Think about the affects of competition right now and how they are slowing progress...I can't easily take my personal context from one ai model to another. I can't connect all my data together or even get hold of most of it in a useful way. For ai to achieve the sort of global influence (misaligned/subversive) many talkl about, it's going to need to access all our data. At the moment I can't even get my history from Google maps, or a list of everything I've watched on Netflix! GDPR is going to give us live access to all our online data before ai personal assistants become truly useful (banks, shops, medical records etc) I can't see hundreds of competing companies opening up live api's to their customers without putting up a big fight. It's simply not in their interest to enable customers, let alone their ai assistants, to easily compare them with competitors. Markets are not as free as we might think. Governments (democratic ones at least!) are unlikely to have any significant regulation influence in timescales shorter than 2-5 years.

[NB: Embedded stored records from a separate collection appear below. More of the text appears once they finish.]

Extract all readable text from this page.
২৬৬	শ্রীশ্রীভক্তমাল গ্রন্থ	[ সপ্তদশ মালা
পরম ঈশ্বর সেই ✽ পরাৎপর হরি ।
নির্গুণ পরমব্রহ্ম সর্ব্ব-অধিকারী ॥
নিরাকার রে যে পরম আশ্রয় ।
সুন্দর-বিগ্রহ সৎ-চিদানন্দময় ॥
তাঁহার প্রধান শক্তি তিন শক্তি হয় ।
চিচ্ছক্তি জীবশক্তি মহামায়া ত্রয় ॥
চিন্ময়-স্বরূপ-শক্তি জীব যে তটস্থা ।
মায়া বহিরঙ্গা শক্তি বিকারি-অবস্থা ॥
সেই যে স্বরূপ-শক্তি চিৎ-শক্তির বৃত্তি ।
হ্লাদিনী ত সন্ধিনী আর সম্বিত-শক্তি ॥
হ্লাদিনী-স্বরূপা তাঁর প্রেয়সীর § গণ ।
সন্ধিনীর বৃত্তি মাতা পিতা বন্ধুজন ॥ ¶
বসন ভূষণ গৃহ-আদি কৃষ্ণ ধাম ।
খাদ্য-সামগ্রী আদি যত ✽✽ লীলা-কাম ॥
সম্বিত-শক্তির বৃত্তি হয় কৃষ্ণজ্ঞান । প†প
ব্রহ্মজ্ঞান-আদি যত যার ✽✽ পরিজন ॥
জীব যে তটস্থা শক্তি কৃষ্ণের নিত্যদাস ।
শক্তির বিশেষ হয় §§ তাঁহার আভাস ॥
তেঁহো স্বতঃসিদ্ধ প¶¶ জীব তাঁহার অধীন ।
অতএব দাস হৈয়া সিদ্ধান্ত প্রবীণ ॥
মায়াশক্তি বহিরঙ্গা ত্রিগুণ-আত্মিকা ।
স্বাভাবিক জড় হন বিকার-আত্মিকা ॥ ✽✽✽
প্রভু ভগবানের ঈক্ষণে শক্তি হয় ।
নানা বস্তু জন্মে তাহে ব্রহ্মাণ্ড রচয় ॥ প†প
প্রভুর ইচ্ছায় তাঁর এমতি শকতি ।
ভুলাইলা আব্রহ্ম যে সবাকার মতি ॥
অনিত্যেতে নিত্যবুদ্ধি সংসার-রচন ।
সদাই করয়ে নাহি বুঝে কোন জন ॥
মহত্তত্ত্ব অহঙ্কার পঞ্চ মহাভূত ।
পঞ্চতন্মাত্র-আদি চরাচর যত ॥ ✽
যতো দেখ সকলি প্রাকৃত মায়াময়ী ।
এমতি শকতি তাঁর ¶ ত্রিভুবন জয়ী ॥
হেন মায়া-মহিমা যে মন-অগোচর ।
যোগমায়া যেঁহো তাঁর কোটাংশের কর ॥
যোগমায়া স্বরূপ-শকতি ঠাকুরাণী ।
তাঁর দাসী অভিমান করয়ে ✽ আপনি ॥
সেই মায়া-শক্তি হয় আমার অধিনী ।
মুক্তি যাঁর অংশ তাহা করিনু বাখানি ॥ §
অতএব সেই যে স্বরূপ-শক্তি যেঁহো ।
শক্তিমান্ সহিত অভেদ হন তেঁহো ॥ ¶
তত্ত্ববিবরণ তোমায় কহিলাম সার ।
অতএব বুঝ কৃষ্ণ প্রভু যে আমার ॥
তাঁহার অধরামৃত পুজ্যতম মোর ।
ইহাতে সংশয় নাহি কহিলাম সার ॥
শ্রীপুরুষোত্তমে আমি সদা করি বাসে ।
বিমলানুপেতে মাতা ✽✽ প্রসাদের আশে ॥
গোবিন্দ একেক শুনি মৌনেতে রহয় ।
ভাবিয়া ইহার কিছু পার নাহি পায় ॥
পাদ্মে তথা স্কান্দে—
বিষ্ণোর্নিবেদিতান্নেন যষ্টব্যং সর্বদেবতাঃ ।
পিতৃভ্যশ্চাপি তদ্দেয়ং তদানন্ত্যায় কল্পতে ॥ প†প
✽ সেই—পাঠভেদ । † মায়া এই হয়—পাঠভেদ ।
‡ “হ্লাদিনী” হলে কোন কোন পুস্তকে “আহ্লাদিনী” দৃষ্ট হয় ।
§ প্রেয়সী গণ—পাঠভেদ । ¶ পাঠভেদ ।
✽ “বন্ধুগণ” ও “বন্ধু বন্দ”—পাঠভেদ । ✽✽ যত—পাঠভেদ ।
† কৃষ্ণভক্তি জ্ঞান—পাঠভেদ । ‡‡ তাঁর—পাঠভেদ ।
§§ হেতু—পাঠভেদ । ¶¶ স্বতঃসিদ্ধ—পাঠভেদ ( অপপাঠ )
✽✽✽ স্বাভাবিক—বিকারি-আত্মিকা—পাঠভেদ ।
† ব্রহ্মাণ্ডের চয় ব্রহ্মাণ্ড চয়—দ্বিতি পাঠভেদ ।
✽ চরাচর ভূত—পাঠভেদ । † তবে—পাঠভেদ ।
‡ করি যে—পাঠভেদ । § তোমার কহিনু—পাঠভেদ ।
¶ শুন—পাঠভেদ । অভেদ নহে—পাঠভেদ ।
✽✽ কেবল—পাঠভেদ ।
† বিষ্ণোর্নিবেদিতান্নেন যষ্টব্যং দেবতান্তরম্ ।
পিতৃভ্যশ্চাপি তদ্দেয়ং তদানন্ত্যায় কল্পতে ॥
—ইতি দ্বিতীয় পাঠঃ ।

3/. If/when alignment with humans becomes an issue, I suspect that ai infrastructure will be very vulnerable...it's going to rely on power supply and fibre optic cables in the ground/under the sea. A significant effort from a world power/highly organised and well resourced group might disrupt and delay progress or even be able to take down a key competitor.

I very much believe we have already created the embryo for the next species to take over the earth/universe, and am sure progress will be rapid. However, I like to believe that we will ensure reasonable alignment over the next 20 years or so. I think history shows that truly global implementation needs the shifted mindset of the following generation.

Anatol Wegner, PhD's avatar

It is quite hilarious to call this an (improved!) model. This is just tea leaf reading using plots of made-up scaling laws in a desperate attempt to keep the AGI hype alive.

The whole foundation is the METR timescale paper, which is little more than a corporate data science story built on cherry-picked data (see my review: https://aichats.substack.com/p/are-ai-time-horizon-doubling-every?r=4tn68o ).

Not to mention the claim that current models can somehow magically be scaled into 'Automated Researchers,' which will then accelerate AI into ASI cloud-cuckoo-land. It’s a scifi fantasy masquerading as a forecast.

Malte's avatar

The assumption that economic incentives will naturally steer us away from catastrophe feels like the same market fundamentalism that gave us climate change. The real question is whether any decentralized system can handle coordination problems where local incentives point toward global disaster - we've never solved one of these before. What institutional designs could actually force coordination when every actor benefits from pushing further?

Spreadlove5683's avatar

I skimmed, so forgive if I'm missing something, but how does this cohere with the fact that many researchers at frontier labs say that AI is already writing 100% of their code?

David J Higgs's avatar

See the parts where they say that self-reports of AI productivity uplift are unreliable. And regardless, no one at the frontier labs is saying the AI does 100% of their job, or increases their overall coding productivity by 5x. It's a great tool, but the total uplift towards making better AI is clearly well under 1.5x, probably ~1.2x, maybe 1.1 or 1.3.

Spreadlove5683's avatar

Oh okay, thanks! I figured the distinction between an automated coder and a superhuman ai researcher in the timelines graph meant ai researchers would still be guiding the automated coder at the automated coder phase.